Patrística y patrología son los nombres de ese campo de la teología que estudia las vidas, escritos y doctrina teológica de los Padres de la Iglesia. Si hay que hacer una distinción entre las dos palabras, la patrología se centra en la historia externa, vidas, etc., de los Padres, mientras que la patrística en sus enseñanzas doctrinales.

patristica
Primeros intentos de tratamiento.
Entre los temas tratados en su "Historia Eclesiástica" Eusebio incluyó un informe de escritores que daban testimonio de las Escrituras, con lo cual puso el fundamento sobre el que autores posteriores edificaron. Pero el primero en concebir y llevar a cabo una historia de la literatura cristiana fue Jerónimo con su De viris illustribus, que a sugerencia del prefecto Pretorio Dexter, 392, revisó ese mismo año. Jerónimo se propuso hacer con los maestros y autores cristianos lo que Suetonio había hecho con otros notables de la antigüedad y al mismo tiempo mostrar, contra Celso, Porfirio y Juliano que entre los cristianos también había destacados eruditos.
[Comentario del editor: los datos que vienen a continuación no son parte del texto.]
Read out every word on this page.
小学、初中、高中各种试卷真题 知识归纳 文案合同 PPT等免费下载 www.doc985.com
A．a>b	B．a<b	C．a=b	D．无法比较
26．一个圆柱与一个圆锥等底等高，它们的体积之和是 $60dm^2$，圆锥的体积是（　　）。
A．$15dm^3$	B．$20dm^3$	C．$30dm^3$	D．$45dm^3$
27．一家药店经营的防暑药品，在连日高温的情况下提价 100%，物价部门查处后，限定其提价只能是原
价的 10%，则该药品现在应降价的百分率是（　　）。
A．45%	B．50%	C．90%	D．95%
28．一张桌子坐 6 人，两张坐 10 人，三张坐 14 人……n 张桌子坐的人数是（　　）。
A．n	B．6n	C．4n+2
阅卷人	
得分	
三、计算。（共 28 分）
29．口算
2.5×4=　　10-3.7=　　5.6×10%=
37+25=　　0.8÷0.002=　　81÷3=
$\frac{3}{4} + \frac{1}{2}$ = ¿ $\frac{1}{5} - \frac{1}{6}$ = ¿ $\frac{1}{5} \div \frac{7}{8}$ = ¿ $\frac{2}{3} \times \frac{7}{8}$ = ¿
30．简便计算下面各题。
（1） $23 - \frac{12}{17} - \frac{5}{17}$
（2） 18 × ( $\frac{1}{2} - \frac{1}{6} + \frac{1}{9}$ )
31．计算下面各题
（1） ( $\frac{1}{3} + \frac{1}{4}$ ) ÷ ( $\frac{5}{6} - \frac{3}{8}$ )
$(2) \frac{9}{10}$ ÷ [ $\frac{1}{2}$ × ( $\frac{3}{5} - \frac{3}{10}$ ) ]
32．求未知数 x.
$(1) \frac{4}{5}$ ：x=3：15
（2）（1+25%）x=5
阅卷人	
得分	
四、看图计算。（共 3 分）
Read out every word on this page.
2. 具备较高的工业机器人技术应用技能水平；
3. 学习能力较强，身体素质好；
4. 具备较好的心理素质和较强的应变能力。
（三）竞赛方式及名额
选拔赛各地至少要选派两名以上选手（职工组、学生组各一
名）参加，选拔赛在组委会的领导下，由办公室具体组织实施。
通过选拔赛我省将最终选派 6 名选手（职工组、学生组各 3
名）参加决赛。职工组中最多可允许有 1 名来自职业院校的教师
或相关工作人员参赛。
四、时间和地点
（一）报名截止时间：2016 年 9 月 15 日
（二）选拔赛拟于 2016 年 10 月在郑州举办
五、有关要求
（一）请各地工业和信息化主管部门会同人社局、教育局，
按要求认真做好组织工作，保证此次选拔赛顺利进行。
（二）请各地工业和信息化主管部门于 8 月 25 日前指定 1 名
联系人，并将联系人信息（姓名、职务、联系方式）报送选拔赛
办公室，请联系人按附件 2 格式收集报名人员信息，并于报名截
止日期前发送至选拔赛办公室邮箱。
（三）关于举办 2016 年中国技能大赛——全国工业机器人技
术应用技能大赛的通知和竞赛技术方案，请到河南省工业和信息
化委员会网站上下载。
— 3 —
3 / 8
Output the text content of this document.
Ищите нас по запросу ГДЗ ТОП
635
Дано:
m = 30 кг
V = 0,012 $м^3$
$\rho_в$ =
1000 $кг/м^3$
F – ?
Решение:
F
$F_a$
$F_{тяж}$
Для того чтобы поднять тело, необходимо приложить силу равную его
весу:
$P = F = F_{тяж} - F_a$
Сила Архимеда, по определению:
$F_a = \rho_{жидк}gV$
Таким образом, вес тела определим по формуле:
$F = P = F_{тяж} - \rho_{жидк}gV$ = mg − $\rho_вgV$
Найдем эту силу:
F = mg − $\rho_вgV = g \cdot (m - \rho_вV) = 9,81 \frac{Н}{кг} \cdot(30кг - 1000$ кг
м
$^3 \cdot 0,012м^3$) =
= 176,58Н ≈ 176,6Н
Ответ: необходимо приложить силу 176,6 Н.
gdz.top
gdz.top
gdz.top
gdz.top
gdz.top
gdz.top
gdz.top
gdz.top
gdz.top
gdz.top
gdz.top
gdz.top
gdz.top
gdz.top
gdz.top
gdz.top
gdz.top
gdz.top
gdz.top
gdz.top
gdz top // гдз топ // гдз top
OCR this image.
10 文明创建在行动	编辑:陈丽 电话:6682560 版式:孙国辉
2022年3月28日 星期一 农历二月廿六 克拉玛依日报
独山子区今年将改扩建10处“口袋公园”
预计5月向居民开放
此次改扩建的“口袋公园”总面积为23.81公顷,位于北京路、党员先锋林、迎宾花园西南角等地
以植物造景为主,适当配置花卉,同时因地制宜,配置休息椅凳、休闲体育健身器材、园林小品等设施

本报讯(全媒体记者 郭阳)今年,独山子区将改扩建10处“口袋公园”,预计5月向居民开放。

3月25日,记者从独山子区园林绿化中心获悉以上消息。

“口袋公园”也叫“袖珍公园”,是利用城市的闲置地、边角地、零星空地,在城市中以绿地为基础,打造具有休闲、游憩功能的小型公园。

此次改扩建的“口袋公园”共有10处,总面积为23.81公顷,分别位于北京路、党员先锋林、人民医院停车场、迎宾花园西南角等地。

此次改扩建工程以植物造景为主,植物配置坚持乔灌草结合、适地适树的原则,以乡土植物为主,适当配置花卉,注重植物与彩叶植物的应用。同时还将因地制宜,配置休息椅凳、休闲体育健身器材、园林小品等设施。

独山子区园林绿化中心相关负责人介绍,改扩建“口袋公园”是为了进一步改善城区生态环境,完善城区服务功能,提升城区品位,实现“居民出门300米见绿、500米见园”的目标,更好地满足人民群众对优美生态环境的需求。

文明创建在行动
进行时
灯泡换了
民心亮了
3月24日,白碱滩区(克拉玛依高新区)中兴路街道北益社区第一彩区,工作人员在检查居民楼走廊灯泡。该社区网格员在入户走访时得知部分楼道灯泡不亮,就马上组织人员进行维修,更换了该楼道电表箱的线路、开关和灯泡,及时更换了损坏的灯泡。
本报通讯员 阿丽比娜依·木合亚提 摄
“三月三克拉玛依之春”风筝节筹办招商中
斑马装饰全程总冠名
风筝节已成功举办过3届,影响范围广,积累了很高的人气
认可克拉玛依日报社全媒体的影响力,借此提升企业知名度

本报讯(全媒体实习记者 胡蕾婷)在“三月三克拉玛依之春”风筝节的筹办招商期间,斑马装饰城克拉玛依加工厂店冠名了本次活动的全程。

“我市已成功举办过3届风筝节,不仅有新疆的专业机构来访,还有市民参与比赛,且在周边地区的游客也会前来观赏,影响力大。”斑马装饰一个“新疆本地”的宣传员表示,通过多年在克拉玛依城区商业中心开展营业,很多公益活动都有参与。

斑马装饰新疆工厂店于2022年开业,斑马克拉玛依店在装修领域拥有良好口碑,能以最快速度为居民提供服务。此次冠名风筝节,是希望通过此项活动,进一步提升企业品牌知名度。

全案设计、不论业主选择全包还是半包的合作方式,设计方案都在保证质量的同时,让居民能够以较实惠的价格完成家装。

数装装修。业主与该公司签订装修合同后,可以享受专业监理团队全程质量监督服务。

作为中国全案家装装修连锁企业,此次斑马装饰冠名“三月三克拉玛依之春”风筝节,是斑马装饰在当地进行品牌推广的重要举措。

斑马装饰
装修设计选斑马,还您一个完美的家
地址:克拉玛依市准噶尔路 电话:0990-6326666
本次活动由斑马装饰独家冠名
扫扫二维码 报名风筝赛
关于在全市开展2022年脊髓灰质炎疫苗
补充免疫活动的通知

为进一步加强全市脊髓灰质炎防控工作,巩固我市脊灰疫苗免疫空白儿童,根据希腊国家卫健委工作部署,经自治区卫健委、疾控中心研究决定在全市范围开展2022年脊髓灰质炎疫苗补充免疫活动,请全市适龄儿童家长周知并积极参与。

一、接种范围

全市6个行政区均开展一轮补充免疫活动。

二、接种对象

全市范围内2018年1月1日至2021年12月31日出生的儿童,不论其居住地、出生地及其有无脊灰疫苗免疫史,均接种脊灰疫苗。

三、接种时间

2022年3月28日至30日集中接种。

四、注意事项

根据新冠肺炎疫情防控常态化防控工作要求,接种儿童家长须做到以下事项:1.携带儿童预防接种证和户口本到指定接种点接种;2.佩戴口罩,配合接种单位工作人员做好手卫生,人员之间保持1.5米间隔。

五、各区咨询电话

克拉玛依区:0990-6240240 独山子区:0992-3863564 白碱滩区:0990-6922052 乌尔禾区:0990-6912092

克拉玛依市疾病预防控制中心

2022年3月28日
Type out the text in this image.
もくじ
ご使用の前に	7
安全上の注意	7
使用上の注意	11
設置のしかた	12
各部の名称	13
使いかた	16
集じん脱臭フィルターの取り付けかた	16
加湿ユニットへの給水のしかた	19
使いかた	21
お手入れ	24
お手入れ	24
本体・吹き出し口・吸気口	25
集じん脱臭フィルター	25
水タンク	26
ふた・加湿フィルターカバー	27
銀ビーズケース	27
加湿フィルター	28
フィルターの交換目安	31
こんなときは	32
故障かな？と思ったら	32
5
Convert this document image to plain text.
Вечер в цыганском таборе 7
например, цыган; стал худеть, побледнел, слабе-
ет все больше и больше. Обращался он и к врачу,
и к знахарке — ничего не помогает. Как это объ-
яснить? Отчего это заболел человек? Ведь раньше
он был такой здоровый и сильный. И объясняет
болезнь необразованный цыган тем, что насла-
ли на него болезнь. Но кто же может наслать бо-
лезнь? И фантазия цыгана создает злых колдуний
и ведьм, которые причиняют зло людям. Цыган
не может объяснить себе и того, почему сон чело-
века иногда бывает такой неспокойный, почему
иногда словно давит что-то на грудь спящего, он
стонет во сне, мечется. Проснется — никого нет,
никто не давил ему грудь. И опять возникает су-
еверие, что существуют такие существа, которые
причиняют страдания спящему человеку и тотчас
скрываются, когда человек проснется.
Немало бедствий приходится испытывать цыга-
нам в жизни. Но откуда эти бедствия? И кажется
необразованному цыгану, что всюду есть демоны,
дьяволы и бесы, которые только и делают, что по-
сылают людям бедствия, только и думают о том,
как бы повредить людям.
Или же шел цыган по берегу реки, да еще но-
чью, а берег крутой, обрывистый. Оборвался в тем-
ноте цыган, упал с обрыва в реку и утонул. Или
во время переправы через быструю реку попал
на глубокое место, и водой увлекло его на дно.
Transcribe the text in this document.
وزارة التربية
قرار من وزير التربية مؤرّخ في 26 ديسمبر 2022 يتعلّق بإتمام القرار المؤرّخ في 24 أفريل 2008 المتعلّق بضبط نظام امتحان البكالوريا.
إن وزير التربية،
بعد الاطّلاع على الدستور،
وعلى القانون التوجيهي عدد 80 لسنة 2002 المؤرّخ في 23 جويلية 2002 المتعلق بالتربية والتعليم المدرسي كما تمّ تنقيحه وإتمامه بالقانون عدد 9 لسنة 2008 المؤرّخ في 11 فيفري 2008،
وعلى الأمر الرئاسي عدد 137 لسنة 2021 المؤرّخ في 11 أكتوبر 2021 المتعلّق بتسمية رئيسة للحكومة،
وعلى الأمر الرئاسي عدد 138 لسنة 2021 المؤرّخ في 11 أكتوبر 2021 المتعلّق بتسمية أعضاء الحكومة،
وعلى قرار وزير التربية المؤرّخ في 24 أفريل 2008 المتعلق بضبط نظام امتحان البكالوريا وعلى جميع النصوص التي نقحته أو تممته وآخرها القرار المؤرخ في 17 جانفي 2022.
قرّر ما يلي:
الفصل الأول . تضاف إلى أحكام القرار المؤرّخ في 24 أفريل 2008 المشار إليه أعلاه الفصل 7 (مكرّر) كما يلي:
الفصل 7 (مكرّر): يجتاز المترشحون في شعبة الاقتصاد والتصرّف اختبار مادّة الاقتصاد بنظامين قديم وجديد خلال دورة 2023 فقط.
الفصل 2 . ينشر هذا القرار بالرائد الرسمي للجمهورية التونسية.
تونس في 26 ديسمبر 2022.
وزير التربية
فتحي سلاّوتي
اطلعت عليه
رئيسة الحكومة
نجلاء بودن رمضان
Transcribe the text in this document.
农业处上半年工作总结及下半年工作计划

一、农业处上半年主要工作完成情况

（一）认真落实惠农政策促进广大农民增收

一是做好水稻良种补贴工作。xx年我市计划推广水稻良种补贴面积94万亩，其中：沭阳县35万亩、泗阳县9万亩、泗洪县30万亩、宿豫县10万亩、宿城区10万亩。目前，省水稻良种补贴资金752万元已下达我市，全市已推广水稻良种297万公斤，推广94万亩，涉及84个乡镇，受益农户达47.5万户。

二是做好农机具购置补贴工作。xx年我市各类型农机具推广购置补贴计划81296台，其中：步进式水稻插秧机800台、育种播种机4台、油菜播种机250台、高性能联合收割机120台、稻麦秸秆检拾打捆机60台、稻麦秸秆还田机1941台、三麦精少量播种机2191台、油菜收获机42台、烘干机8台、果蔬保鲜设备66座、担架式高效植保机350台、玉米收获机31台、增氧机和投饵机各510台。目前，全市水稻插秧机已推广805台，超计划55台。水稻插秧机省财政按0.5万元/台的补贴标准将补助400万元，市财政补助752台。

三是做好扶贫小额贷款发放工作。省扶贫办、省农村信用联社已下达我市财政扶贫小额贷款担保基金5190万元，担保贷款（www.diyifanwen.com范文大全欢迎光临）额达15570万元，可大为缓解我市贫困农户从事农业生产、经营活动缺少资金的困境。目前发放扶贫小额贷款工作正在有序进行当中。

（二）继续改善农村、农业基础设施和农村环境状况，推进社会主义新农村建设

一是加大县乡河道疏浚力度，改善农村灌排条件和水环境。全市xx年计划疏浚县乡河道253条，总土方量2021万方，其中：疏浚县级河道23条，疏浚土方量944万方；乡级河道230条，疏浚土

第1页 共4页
Incluyó en su lista 135 escritores, incluyendo tres judíos (Filón, Josefo y Justo de Tiberias) y herejes y cismáticos; pero dependió estrechamente de la obra de Eusebio mencionada antes y de su Chronicon. Aunque el valor científico de la obra de Jerónimo no es alto, fue el primero en atreverse a recorrer la senda en esa dirección. Tuvo numerosos continuadores tales como Genadio de Marsella, Isidoro de Sevilla e Ildefonso de Toledo. En la Edad Media hubo escasez para el estudio independiente de esta clase tanto de fuentes y ayudas como de interés histórico. Aunque las obras patrísticas fueron entonces copiadas, extractadas y elaboradas en catenæ exegéticas, o coleccionadas en "Sentencias" dogmáticas, el conocimiento de los Padres griegos, particularmente, quedó limitado y los métodos empleados no eran críticos. Sin embargo una erudita colección de notas, la Bibliotheca de Focio es inestimable, pues reúne citas de 280 autores paganos y cristianos. Aparte de esto, faltaban historias de las literaturas en el este; pero en el oeste Jerónimo encontró imitadores y continuadores a través de toda la Edad Media: Honorio de Autun escribió De luminaribus ecclesiæ, siendo los límites los apóstoles y Anselmo de Canterbury; Sigebert de Gembloux, quien en su Scriptores ecclesiastici cubrió el período desde los apóstoles a su propio tiempo; el denominado Anónimo Mellecensis, quien escribió hacia 1135 un De scriptoribus ecclesiasticis; el autor anónimo de De viris illustribus y Johannes Heidenberg († 1516), quien escribió Liber de scriptoribus ecclesiaticis (edición príncipe, Colonia, 1494) que denotaba un diligente uso de las fuentes aunque no crítico, comenzando con Clemente de Roma y terminando en el año 1492.

Obra medieval y luterana.
El último siglo de la Edad Media vio la necesidad de ir en pos de la tradición eclesiástica y escolástica hasta las fuentes más puras del conocimiento cristiano en la Escritura y los Padres. Gerson destacó en esta dirección. Pero especialmente influyente fue el movimiento humanista del siglo XV, que despertó el interés histórico y crítico, mientras que la imprenta contribuyó no poco. Los escritos patrísticos fueron descubiertos y editados, al principio los padres latinos y luego los griegos. Entendidos humanistas y teólogos (Erasmo, Ecolampadio, Beato Renano) e impresores (los Stephens) se aplicaron a la obra. La Reforma también ayudó por su oposición al escolasticismo y tradicionalismo, pero usó sus poderes en una forma apologética o polémica (Ecolampadio y Melanchthon). Los teólogos evangélicos en la segunda mitad del siglo XVI fueron conocidos por su saber patrístico (Matthias Flacius, Michael Neander, † 1595; Johannes Schopf, † 1621 y Abraham Scultetus, † 1624), dejando obras sobre el asunto. Los investigadores luteranos del siglo XVII en este campo, que siguieron a los antiguos "Nomenclatores" fueron Johann Gerhard, quien comenzó con Hermas y terminó con Bellarmino; Johann Hülsemann, con Patrologia (edición de J. A. Scherzer, Leipzig, 1670); Johann Christoph Meelführer, con Corona patrum; Johann Gottfried Olearius con Abacus patrologicus (Jena, 1673).

Trabajos católicos.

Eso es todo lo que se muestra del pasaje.